I could probably come up with 10 more, but this is a solid start.

Deleted. It was emotional and unhelpful.

The ink had only just dried on those lofty documents when Daniel Shays and other soldiers who’d fought for them were thanked for their service by being informed that the farms they’d left while fighting would be confiscated for unpaid taxes.

But at least we had those documents. Sharpies and hucksters would come with the vision of “freedom” as the freedom to make a fast buck without interference. Property rights are the only real human rights, don’t you agree? Aaron Burr, Andrew Jackson, Nathan Bedford Forrest, the Robber Barrons of the 1880’s, the Captains of Industry of the 1920, Masters of the Universe of the 1980’s. Power is the only reality. Lofty Documents are simply contracts, and nobody respects contracts unless they are enforced.

Too many of us neglected that enforcement during the materialism and chest-thumping of the Reagan/Bush/Clinton/Bush/Obama era of Consumerism Civics, where freedom equaled a McMansion and a Ford F150. We ignore the fact that, in 2024, there are millions of people on earth, authoritarian, anti-authoritarian, and too stupid to know the difference, who’d revel every bit at the collapse of the USA as was done at the collapse of the USSR.

So many bad decisions made in this first 1/4 of the century, made by people who should know better than me because they are inarguably smarter than me.

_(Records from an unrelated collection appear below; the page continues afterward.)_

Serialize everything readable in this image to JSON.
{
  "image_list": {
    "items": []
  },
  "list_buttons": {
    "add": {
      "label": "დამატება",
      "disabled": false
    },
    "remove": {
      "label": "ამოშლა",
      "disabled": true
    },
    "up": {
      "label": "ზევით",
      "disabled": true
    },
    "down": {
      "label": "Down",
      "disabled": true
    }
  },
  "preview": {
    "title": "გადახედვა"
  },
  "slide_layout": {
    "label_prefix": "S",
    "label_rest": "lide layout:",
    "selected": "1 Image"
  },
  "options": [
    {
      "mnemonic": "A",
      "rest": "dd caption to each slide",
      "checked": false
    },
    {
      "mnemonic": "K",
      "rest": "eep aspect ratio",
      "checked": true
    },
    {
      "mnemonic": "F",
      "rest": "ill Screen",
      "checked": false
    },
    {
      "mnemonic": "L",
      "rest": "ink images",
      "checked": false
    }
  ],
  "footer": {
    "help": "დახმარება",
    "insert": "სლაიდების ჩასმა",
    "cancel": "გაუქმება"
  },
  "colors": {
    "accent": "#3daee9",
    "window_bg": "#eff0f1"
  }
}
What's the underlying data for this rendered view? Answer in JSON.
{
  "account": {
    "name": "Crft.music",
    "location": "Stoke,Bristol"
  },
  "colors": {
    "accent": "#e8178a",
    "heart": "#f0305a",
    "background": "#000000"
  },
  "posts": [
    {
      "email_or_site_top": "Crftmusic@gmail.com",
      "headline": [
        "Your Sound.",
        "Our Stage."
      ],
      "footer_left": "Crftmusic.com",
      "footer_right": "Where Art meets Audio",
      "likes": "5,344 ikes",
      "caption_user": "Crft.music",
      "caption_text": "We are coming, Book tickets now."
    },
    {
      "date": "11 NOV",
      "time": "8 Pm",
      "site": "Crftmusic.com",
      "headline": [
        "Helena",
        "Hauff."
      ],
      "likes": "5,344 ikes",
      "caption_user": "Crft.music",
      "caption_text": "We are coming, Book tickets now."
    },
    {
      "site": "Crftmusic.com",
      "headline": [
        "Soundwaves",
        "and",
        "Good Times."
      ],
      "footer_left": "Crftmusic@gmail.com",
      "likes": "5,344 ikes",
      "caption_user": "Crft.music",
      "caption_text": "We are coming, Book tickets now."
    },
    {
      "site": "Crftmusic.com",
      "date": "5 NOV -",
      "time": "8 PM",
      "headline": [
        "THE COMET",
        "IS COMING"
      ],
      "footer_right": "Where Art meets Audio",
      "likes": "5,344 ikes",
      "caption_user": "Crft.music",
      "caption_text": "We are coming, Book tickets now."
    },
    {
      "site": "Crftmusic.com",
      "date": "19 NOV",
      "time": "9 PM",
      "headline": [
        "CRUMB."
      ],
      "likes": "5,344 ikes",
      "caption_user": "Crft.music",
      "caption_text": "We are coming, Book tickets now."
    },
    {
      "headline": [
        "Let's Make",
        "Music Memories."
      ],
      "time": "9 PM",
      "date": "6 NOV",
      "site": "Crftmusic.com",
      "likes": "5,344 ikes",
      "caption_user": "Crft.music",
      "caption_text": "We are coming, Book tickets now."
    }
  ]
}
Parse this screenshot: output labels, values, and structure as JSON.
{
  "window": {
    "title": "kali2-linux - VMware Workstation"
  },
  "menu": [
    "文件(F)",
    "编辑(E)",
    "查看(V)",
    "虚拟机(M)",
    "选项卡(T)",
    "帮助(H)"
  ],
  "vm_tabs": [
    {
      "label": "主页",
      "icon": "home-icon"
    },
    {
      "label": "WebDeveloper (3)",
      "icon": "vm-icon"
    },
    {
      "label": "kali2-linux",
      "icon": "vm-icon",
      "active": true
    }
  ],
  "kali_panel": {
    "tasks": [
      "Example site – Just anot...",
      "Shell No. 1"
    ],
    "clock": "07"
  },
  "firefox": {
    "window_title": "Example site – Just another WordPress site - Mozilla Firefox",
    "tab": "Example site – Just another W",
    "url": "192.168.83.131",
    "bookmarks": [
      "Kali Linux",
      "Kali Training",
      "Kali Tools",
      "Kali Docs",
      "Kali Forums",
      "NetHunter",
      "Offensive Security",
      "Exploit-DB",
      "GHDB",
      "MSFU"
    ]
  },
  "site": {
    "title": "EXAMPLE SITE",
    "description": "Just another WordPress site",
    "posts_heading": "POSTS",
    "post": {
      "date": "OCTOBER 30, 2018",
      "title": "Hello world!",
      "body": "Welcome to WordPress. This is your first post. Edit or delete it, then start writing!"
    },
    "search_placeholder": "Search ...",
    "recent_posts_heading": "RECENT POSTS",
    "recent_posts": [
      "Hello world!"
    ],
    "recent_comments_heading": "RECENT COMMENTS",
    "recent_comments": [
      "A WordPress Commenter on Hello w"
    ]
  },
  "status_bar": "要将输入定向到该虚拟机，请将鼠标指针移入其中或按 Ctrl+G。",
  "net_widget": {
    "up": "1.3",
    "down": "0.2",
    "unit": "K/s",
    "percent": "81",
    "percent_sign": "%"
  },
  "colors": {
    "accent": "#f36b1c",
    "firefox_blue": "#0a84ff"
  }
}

Iraq, Ukraine, Brexit, Gaza, etc. But they’re never as smart as they think they are. The wars they start and the shit they stir never come out shaped anything at all as they’d envisioned.

You mean other than the Democratic party, which successfully defeated Trump?

Slowed him down, maybe. You don’t let him get to take a crack at insurrection, fail, and then let him come back for his revenge tour 4 years later. Nothing about Trump or the MAGA movement is defeated, and the democrat’s terrible, tepid, cowardly response to him is a big reason for that.